El aumento de la temperatura del océano puede modificar la distribución y disponibilidad de especies pesqueras, afectar a las comunidades que dependen de esta actividad y poner presión sobre el abasto de pescado.
Fenómenos meteorológicos como el llamado “Súper Niño” representan un desafío para la pesca y la seguridad alimentaria de México, debido a que los cambios en las condiciones del océano pueden modificar la distribución, reproducción y disponibilidad de especies de interés pesquero, advirtió Oceana, organización de la sociedad civil dedicada a la protección de los océanos.
De acuerdo con la organización, las variaciones en la temperatura del mar pueden alterar las condiciones en las que viven diversas especies, provocando que algunas se desplacen hacia otras zonas en busca de temperaturas más adecuadas o de lugares donde exista suficiente alimento.
Antar Pérez, especialista en Ciencia de Oceana, explicó que estos cambios pueden tener consecuencias directas para las personas dedicadas a la pesca, quienes podrían verse obligadas a recorrer mayores distancias para localizar determinadas especies.
Esto puede representar un mayor consumo de combustible, más tiempo en el mar y una mayor incertidumbre sobre dónde encontrar los recursos pesqueros, particularmente en comunidades cuya economía depende de esta actividad.

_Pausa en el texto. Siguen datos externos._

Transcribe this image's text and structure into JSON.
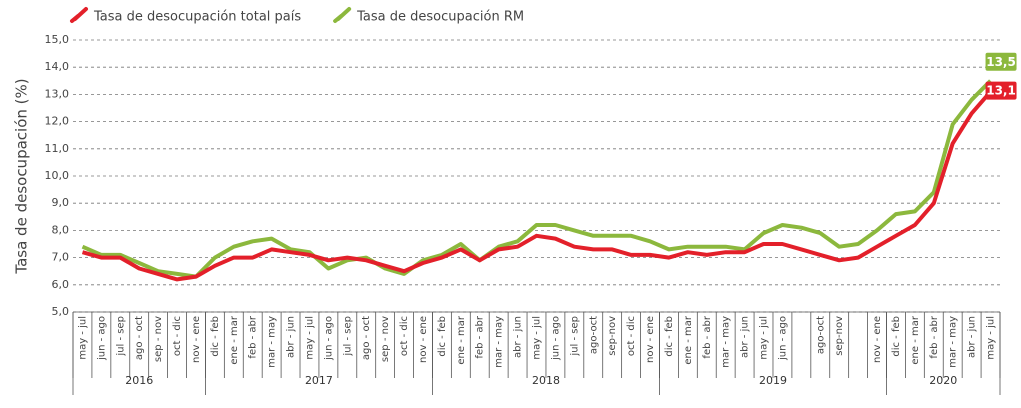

El Niño es un patrón climático natural que se origina en el océano y se caracteriza por un aumento de la temperatura del mar en el Pacífico. Cuando este fenómeno alcanza una intensidad excepcional se le denomina “Súper Niño”.
Además de modificar las condiciones del océano, estos fenómenos pueden influir en los patrones de lluvia y favorecer condiciones de sequía e inundaciones, con impactos que pueden extenderse a diferentes regiones.
La Organización de las Naciones Unidas para la Alimentación y la Agricultura (FAO) ha documentado que los episodios intensos de El Niño pueden modificar la disponibilidad de hábitat para numerosas especies comerciales y alterar significativamente la productividad pesquera a nivel mundial.
Antar Pérez explicó que los cambios en el océano no necesariamente significan que las especies desaparezcan, sino que pueden desplazarse hacia zonas que presenten condiciones más favorables para su alimentación y supervivencia.
“La pesca depende de un principio muy simple: donde existe alimento, existe vida. Cuando el océano cambia, los organismos no desaparecen; se mueven en búsqueda de aguas con temperaturas más adecuadas o zonas donde todavía exista suficiente alimento”, señaló.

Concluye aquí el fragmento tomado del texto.